The briefing note authors told the minister that “agile and other modern procurement training has yet to be developed” for IT procurement professionals in the department. It said those officials are currently “relying on lived experience.”

The note said that unlike Shared Services Canada, another department, the procurement department “has no in-house technical authority capacity to support procurement teams, and no mandate to build it.”

The comments are attributed to the department but the authors are not identified. The officials said procurement issues are a long-standing problem.

“GC [Government of Canada] has been trying to invest in the sharing of best practices and lessons learned for decades with limited success,” the note states.

In response to the suggestion by academics that the cost of contracts should be capped, the officials questioned the effectiveness of such an approach. The note said it is not clear what problem hard timelines and spending limits would fix.

“Artificially capping procurements will lead to contract splitting practices,” it said. “It is not certain that reducing the value as well as the duration of the contracts leads to a reduction in costs.”

The Carleton researchers had called on Ottawa to track comprehensively the performance of private contractors. They said companies with track records of consistent, large-scale IT failures continue to successfully win federal bids.

As an example, The Globe has reported that the federal government has repeatedly extended its contracting relationship with IBM to build and maintain the Phoenix pay system – at a cost of over $650-million since 2011 – even though the system has caused major problems for years.

During a committee appearance this year, Dr. Clarke said that in her discussions with public servants as part of her research for Carleton University, some of them have said they are worried about the government’s increasing reliance on large IT firms.

“My research suggests that in a number of ways the federal public service breaches acceptable best practices in responsible public administration when it contracts with large management consulting firms,” she told MPs in January. “Some of the big IT firms basically act like management consultant firms now, like IBM, which is another one that comes up a lot.”

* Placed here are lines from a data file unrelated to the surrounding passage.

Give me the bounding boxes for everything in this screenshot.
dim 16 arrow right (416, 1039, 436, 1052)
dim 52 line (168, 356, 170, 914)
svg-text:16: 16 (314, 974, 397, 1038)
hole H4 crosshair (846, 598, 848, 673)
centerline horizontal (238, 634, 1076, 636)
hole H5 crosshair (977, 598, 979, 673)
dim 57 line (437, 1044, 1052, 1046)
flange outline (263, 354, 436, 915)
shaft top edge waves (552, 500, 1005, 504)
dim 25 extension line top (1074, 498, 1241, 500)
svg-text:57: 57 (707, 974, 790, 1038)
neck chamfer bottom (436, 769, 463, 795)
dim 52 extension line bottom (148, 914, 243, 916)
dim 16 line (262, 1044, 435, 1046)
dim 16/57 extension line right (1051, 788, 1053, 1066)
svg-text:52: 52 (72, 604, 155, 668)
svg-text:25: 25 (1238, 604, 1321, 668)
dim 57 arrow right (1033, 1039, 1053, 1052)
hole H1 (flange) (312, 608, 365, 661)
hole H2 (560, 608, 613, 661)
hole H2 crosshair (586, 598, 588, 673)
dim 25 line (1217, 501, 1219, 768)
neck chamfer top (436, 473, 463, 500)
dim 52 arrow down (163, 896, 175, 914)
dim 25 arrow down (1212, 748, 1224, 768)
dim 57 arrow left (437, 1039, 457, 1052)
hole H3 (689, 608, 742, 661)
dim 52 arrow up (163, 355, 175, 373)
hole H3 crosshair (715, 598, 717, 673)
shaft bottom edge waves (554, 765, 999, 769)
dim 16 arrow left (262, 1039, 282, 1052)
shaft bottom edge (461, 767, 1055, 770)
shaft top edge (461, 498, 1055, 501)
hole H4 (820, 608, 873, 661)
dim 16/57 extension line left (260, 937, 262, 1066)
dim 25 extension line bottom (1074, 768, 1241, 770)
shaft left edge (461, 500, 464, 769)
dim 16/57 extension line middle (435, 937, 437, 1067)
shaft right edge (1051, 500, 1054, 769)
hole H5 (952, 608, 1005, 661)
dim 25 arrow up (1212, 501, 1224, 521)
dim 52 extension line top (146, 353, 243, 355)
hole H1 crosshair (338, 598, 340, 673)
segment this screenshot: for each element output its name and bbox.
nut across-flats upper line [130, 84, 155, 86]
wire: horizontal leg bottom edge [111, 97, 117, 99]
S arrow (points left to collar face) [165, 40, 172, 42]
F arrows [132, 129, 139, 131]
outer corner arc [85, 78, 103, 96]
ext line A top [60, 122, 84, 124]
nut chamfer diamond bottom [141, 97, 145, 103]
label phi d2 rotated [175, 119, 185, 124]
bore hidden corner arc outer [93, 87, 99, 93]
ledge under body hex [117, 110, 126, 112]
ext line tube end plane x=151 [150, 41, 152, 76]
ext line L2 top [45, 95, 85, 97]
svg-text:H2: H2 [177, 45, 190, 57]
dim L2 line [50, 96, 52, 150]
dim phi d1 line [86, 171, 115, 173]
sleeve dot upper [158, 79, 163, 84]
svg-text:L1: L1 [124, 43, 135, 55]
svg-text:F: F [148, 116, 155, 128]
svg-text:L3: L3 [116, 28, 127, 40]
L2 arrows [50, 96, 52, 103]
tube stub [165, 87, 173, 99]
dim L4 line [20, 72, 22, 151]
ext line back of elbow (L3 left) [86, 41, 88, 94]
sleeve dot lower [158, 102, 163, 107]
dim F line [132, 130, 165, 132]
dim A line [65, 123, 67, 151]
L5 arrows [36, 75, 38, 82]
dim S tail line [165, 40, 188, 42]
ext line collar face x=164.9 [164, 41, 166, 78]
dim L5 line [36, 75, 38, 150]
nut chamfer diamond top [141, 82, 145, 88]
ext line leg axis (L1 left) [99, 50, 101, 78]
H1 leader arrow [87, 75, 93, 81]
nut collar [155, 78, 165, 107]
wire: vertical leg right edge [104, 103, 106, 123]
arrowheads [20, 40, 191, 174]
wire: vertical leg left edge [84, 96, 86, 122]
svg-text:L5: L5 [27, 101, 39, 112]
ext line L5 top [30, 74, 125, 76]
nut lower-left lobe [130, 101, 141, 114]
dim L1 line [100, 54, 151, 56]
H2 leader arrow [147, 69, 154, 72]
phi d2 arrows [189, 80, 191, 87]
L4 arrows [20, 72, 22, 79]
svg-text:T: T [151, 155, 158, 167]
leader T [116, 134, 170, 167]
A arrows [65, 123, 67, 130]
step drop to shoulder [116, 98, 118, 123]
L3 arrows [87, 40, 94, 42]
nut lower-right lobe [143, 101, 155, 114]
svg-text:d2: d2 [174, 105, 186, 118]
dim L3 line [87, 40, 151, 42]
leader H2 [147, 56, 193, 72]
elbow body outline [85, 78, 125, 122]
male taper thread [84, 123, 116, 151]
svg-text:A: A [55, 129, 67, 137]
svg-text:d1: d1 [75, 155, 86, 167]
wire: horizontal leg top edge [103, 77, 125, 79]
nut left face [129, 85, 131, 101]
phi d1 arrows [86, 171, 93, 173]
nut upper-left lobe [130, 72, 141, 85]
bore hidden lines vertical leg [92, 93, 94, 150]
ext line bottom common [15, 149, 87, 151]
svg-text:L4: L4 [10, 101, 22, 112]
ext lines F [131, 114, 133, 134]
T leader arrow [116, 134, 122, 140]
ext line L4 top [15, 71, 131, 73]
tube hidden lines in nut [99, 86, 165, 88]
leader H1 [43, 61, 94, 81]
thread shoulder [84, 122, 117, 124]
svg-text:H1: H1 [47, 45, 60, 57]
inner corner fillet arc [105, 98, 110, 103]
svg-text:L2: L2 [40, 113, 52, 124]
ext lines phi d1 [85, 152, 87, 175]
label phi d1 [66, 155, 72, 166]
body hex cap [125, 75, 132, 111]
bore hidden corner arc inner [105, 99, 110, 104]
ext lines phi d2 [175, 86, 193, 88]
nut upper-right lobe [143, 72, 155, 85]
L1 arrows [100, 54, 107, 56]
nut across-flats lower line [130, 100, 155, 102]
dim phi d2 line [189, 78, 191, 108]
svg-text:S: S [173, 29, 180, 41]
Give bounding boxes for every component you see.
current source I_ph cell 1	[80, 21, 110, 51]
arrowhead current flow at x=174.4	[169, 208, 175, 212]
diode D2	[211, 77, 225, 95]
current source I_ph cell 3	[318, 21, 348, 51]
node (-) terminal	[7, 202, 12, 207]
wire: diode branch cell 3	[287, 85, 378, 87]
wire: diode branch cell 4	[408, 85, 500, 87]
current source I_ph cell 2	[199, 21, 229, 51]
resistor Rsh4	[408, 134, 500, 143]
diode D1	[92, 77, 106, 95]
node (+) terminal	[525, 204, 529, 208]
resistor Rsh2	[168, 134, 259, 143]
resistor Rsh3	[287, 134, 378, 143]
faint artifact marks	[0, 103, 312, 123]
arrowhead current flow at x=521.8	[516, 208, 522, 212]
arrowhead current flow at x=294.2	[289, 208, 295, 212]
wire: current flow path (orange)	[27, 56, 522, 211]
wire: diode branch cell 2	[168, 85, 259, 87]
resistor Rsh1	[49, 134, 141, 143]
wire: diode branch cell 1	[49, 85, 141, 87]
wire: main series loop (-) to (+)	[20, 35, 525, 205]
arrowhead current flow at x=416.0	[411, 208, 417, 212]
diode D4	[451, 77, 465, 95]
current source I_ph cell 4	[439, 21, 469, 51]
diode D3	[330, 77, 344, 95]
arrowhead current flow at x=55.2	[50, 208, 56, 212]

The procurement officials said a plan to track performance is under development, but expressed caution about moving to a ranking system because sometimes part of the blame for a bad project belongs to the public service.

“Tracking vendor performance and not awarding to suppliers that have had bad performance carries some risk,” the officials wrote. They said that the department has found that “when something goes wrong with an IT project, blame is usually shared between the supplier and the GC [Government of Canada] technical authority.”

The note goes on to say that internal performance issues involving an outside company and a government department “are not often well appreciated by decision makers.”

Michèle LaRose, a spokesperson for the procurement department, said in a July 18 e-mail that the comments in the note are not formal policy.

“We are always looking to improve our procurement processes and regularly review various materials on the subject, including from academia,” she wrote. “Officials are sometimes asked to offer their views to senior management and inform discussion, but information notes of this type do not represent a departmental position on the materials. We are committed to achieving value for money and providing sound stewardship throughout our procurement processes.”